L’anno in cui i miei genitori andarono in vacanza

1970: è l’anno dei Mondiali di calcio in Messico e della mitica finale in cui il Brasile sconfisse l’Italia. Anche per il "L’annopiccolo Mauro, figlio di padre ebreo e madre cattolica, i mondiali sono la cosa più importante, ma la sua vita è sconquassata quando i genitori decidono di portarlo dal nonno per andare in “vacanza”. Sono gli anni della dittatura e probabilmente i genitori sono ricercati per il loro attivismo politico, così partono da Belo Horizonte verso il quartiere Bom Retiro a San Paolo. Lo lasciano in fretta e furia davanti alla casa del nonno Mòtel, senza sapere che questi è appena morto.

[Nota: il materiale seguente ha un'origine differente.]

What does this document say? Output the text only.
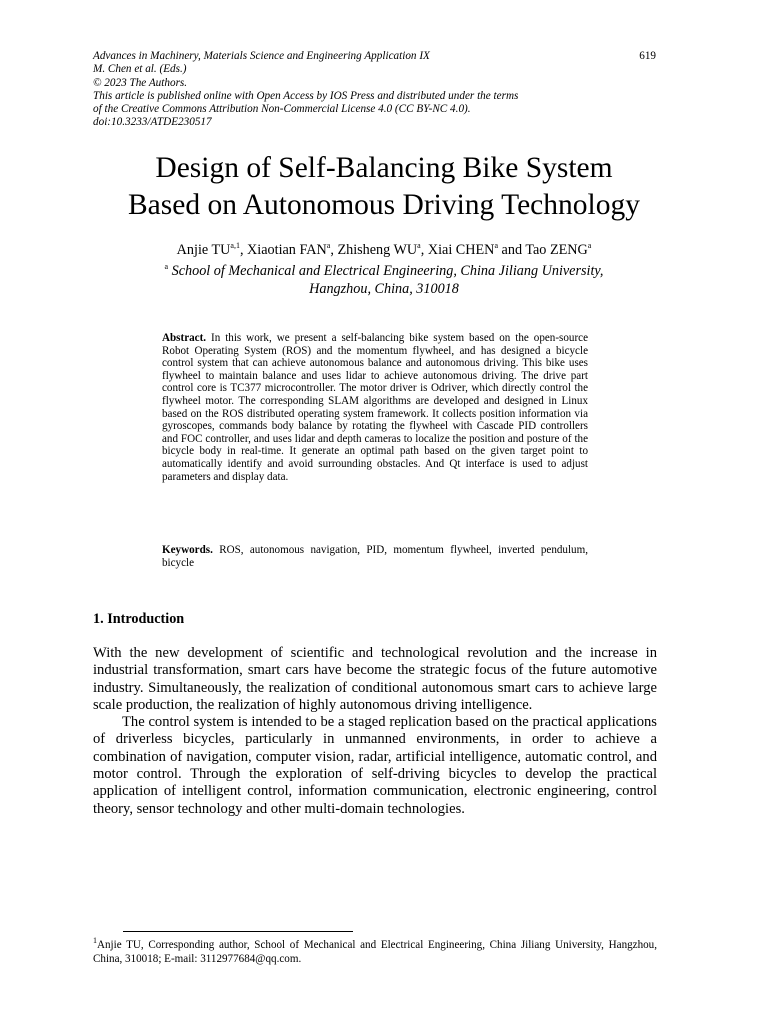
Advances in Machinery, Materials Science and Engineering Application IX
M. Chen et al. (Eds.)
© 2023 The Authors.
This article is published online with Open Access by IOS Press and distributed under the terms
of the Creative Commons Attribution Non-Commercial License 4.0 (CC BY-NC 4.0).
doi:10.3233/ATDE230517
619
Design of Self-Balancing Bike System
Based on Autonomous Driving Technology
Anjie TU$^{a,1}$, Xiaotian FAN$^a$, Zhisheng $WU^a$, Xiai CHEN$^a$ and Tao ZENG$^a$
$^a$ School of Mechanical and Electrical Engineering, China Jiliang University,
Hangzhou, China, 310018
Abstract. In this work, we present a self-balancing bike system based on the open-source Robot Operating System (ROS) and the momentum flywheel, and has designed a bicycle control system that can achieve autonomous balance and autonomous driving. This bike uses flywheel to maintain balance and uses lidar to achieve autonomous driving. The drive part control core is TC377 microcontroller. The motor driver is Odriver, which directly control the flywheel motor. The corresponding SLAM algorithms are developed and designed in Linux based on the ROS distributed operating system framework. It collects position information via gyroscopes, commands body balance by rotating the flywheel with Cascade PID controllers and FOC controller, and uses lidar and depth cameras to localize the position and posture of the bicycle body in real-time. It generate an optimal path based on the given target point to automatically identify and avoid surrounding obstacles. And Qt interface is used to adjust parameters and display data.
Keywords. ROS, autonomous navigation, PID, momentum flywheel, inverted pendulum, bicycle
1. Introduction

With the new development of scientific and technological revolution and the increase in industrial transformation, smart cars have become the strategic focus of the future automotive industry. Simultaneously, the realization of conditional autonomous smart cars to achieve large scale production, the realization of highly autonomous driving intelligence.

The control system is intended to be a staged replication based on the practical applications of driverless bicycles, particularly in unmanned environments, in order to achieve a combination of navigation, computer vision, radar, artificial intelligence, automatic control, and motor control. Through the exploration of self-driving bicycles to develop the practical application of intelligent control, information communication, electronic engineering, control theory, sensor technology and other multi-domain technologies.

$^1$Anjie TU, Corresponding author, School of Mechanical and Electrical Engineering, China Jiliang University, Hangzhou, China, 310018; E-mail: 3112977684@qq.com.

Il quartiere è abitato da ebrei polacchi e tocca all’anziano Shlomo, occuparsi del bambino, quando lo trova in attesa davanti alla porta. Il rapporto non è facile, ma tutta la comunità viene coinvolta, almeno nel preparare i pasti. La piccola Hana gli fa conoscere i suoi amichetti con cui giocare a pallone, nel frattempo i Mondiali sono cominciati ma i genitori non  ritornano. Un mondo nuovo si schiude per Mauro, fatto di ebrei, italiani, greci, unificati dal tifo per il Brasile. Nel frattempo Mauro e Shlomo iniziano a conoscersi ed ad amarsi, e sarà proprio l’anziano ebreo che lo riaccompagnerà nella camera dove, tornata finalmente ma sola, riposa la mamma.